The statement from Athens followed one issued by the Turkish Foreign Ministry, criticizing Athens for adopting an environmental law regarding European Union Natura programs that it claimed Greece “has long been exploiting… with respect to the Aegean issues.”
“There is no doubt about the sovereignty of Turkey over the Kardak rocks,” the statement said, using the Turkish name for the Imia islets.
“Moreover, we will not accept any possible fait accompli to be presented by Greece towards the geographical formations in the Aegean Sea, legal status of which are disputed.”
“Lastly, we would like to reiterate that the Greek Law no. 4519 will not bear any legal effect regarding the disputes existing between Turkey and Greece in the Aegean Sea,” the statement from Ankara added.

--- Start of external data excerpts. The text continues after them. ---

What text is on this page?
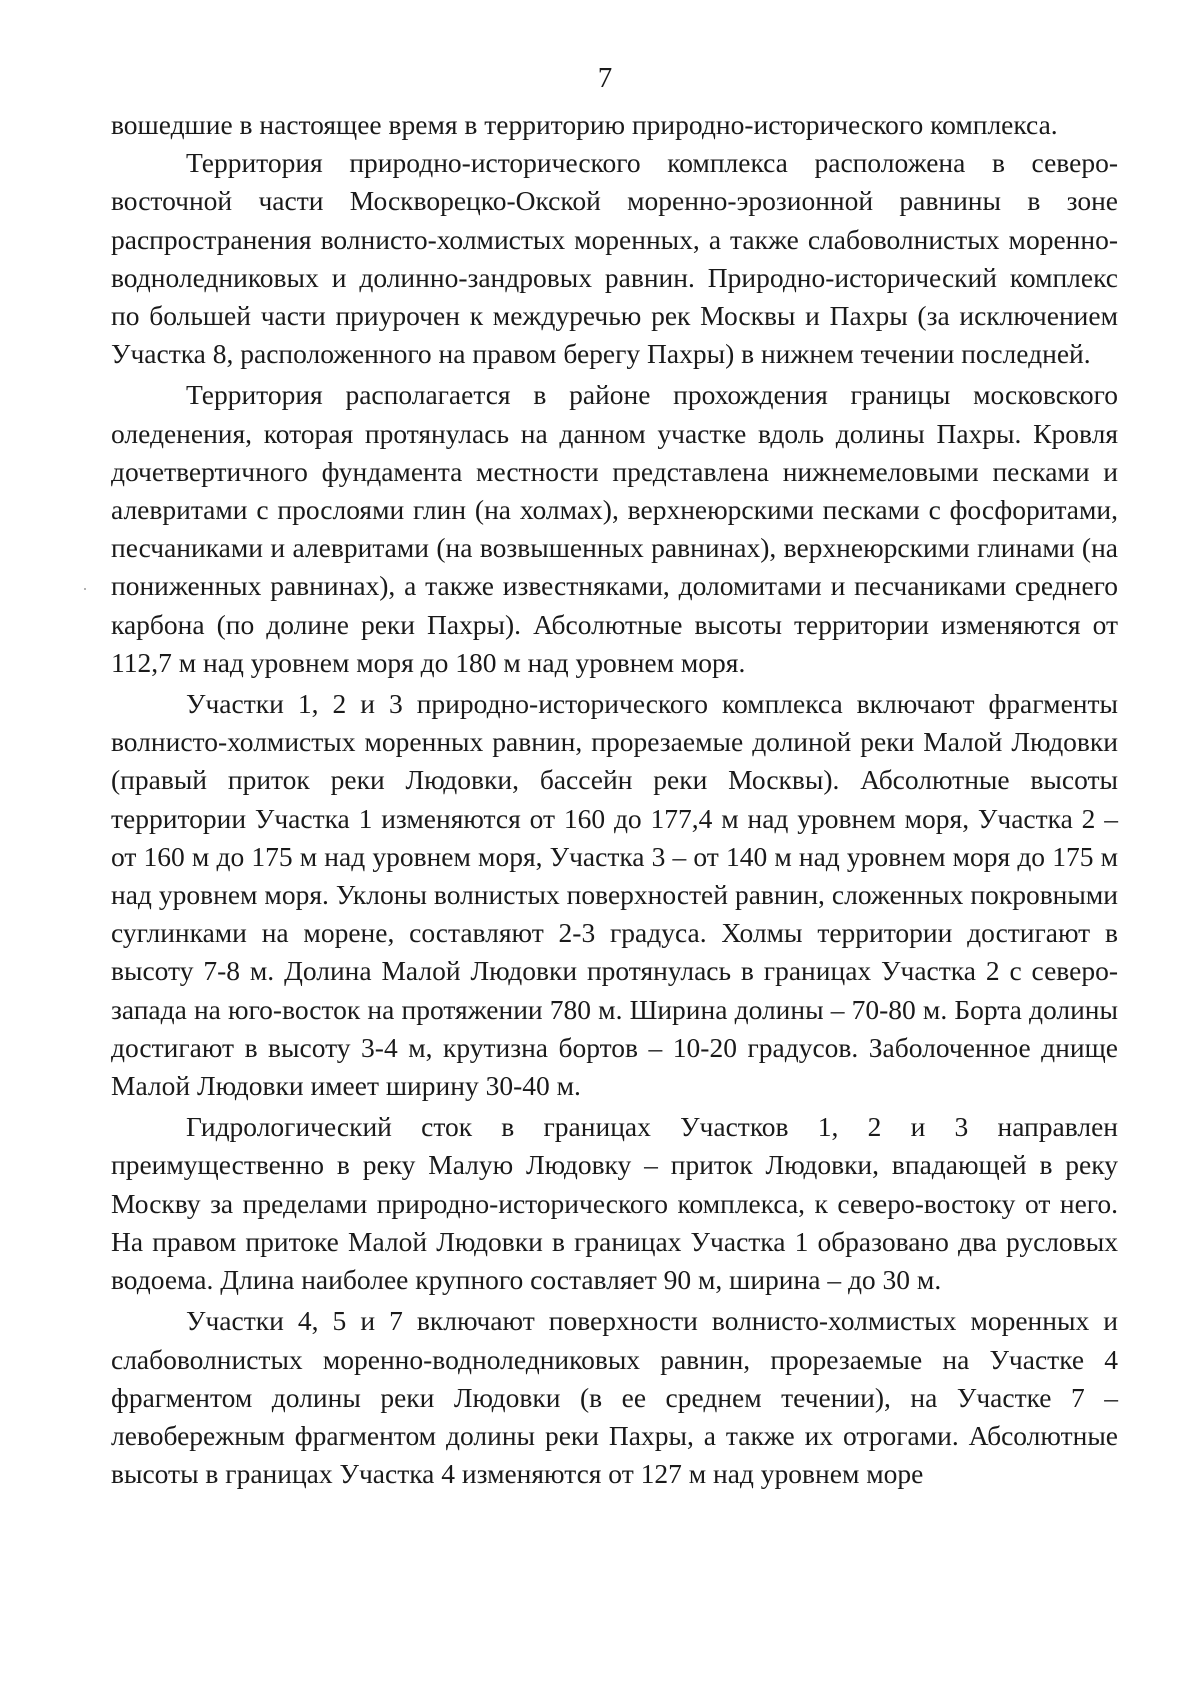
7

вошедшие в настоящее время в территорию природно-исторического комплекса.

Территория природно-исторического комплекса расположена в северо-восточной части Москворецко-Окской моренно-эрозионной равнины в зоне распространения волнисто-холмистых моренных, а также слабоволнистых моренно-водноледниковых и долинно-зандровых равнин. Природно-исторический комплекс по большей части приурочен к междуречью рек Москвы и Пахры (за исключением Участка 8, расположенного на правом берегу Пахры) в нижнем течении последней.

Территория располагается в районе прохождения границы московского оледенения, которая протянулась на данном участке вдоль долины Пахры. Кровля дочетвертичного фундамента местности представлена нижнемеловыми песками и алевритами с прослоями глин (на холмах), верхнеюрскими песками с фосфоритами, песчаниками и алевритами (на возвышенных равнинах), верхнеюрскими глинами (на пониженных равнинах), а также известняками, доломитами и песчаниками среднего карбона (по долине реки Пахры). Абсолютные высоты территории изменяются от 112,7 м над уровнем моря до 180 м над уровнем моря.

Участки 1, 2 и 3 природно-исторического комплекса включают фрагменты волнисто-холмистых моренных равнин, прорезаемые долиной реки Малой Людовки (правый приток реки Людовки, бассейн реки Москвы). Абсолютные высоты территории Участка 1 изменяются от 160 до 177,4 м над уровнем моря, Участка 2 – от 160 м до 175 м над уровнем моря, Участка 3 – от 140 м над уровнем моря до 175 м над уровнем моря. Уклоны волнистых поверхностей равнин, сложенных покровными суглинками на морене, составляют 2-3 градуса. Холмы территории достигают в высоту 7-8 м. Долина Малой Людовки протянулась в границах Участка 2 с северо-запада на юго-восток на протяжении 780 м. Ширина долины – 70-80 м. Борта долины достигают в высоту 3-4 м, крутизна бортов – 10-20 градусов. Заболоченное днище Малой Людовки имеет ширину 30-40 м.

Гидрологический сток в границах Участков 1, 2 и 3 направлен преимущественно в реку Малую Людовку – приток Людовки, впадающей в реку Москву за пределами природно-исторического комплекса, к северо-востоку от него. На правом притоке Малой Людовки в границах Участка 1 образовано два русловых водоема. Длина наиболее крупного составляет 90 м, ширина – до 30 м.

Участки 4, 5 и 7 включают поверхности волнисто-холмистых моренных и слабоволнистых моренно-водноледниковых равнин, прорезаемые на Участке 4 фрагментом долины реки Людовки (в ее среднем течении), на Участке 7 – левобережным фрагментом долины реки Пахры, а также их отрогами. Абсолютные высоты в границах Участка 4 изменяются от 127 м над уровнем море
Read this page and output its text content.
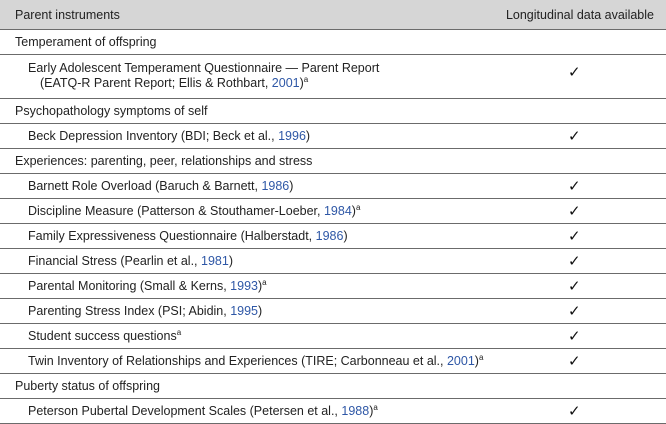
Parent instruments	Longitudinal data available
Temperament of offspring
Early Adolescent Temperament Questionnaire — Parent Report
(EATQ-R Parent Report; Ellis & Rothbart, 2001)$^a$	✓
Psychopathology symptoms of self
Beck Depression Inventory (BDI; Beck et al., 1996)	✓
Experiences: parenting, peer, relationships and stress
Barnett Role Overload (Baruch & Barnett, 1986)	✓
Discipline Measure (Patterson & Stouthamer-Loeber, 1984)$^a$	✓
Family Expressiveness Questionnaire (Halberstadt, 1986)	✓
Financial Stress (Pearlin et al., 1981)	✓
Parental Monitoring (Small & Kerns, 1993)$^a$	✓
Parenting Stress Index (PSI; Abidin, 1995)	✓
Student success questions$^a$	✓
Twin Inventory of Relationships and Experiences (TIRE; Carbonneau et al., 2001)$^a$	✓
Puberty status of offspring
Peterson Pubertal Development Scales (Petersen et al., 1988)$^a$	✓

Meanwhile, two Turkish F-16s and an ATR-72 aircraft of the Turkish Navy committed three infringements of the Athens FIR and 27 violations of Greek air space over the Aegean Sea on Friday, the Hellenic National Defence General Staff said. The ATR-72, which is rarely seen over the Aegean, was responsible for 25 of the air space violations.
In all instances, the Turkish aircraft were identified and intercepted by the Hellenic Air Force.
Athens has asked Ankara to clarify the reasons why two Greek soldiers detained after accidentally crossing the border earlier this month were still being held by Turkish authorities.
“The Turkish government [must] respond why, almost a month on, we have no knowledge of the charges [on which they are being held],” government spokesman Dimitris Tzanakopoulos told journalists Friday, adding that the “foot-dragging” of Turkish authorities was undermining good neighborly relations.
On Thursday, a Turkish misdemeanor court ruled that the Greek soldiers, who were detained after accidentally crossing the border in bad weather, cannot be released because they have no permanent residence in Turkey and could try to leave the country. The decision means that the pair will remain in jail until a trial date has been set by the judge.
Turkey’s president has recited an Islamic prayer in the Hagia Sophia, a historic Istanbul landmark that has become a symbol of interfaith and diplomatic tensions.
Speaking for an art festival opening Saturday, President Recep Tayyip Erdogan recited the Quran’s first verse, dedicating the prayer to the “souls of all who left us this work as inheritance, especially Istanbul’s conqueror.”
The Hagia Sophia was built during the 6th century Christian Byzantine Empire and served as the seat of the Greek Orthodox Church. It was converted into an imperial mosque with the Ottoman conquest of Istanbul in 1453.
Turkey’s secular founder made the structure a museum in 1935, but there have been discussions by Erdogan’s Islamic-leaning government about converting it back into a mosque.
Greece has protested the Turkish government’s religious use of the venue.
Greece and the United States should expect some “turbulence” over the next few months as Turkey gears up for the next presidential election in 2019, US Ambassador to Greece Geoffrey Pyatt told Vice Greece in an on-camera interview published on Friday.
Asked about the rising tension between the two countries Pyatt attributed it partly to the election period in Turkey but said he had confidence in the way the government is handling the issue.
“We have a high degree of confidence in the Greek leaders who have been working on these issues. I think we both – Greece and the US – are going to have to get through some turbulence over the next couple of months as President Erdogan gets himself reelected. I think that’s where it’s so importance to have confidence in the US-Greek relations,” he said.
“A lot of it I think its politics but I don’t want to dismiss it,” he added.
He also rejected Greek media reports stoking fears over a possible repeat of the 1996 incident at the islets of Imia in the Aegean, which brought the two countries close to war.
“I have a lot of people who have expressed to me this anxiety of some kind of an incident. There’s been some crazy stuff in the press. This stuff in [newspaper] ‘Parapolitika’ that was running about Imia 2 and the Americans planning…That’s completely manufactured, it’s not true,” he said.
Commenting about the two Greek soldiers who have been detained in Turkey after straying into its territory earlier this month, he reaffirmed his country’s commitment in bringing them back.
“What I can tell you is the United States are going to remain engaged and we believe these two soldiers need to come back to their families. We also believe it is in Turkey’s interest as it is in Greece’s interest is to see a stable, cooperative, normal relationship between the two countries,” he said.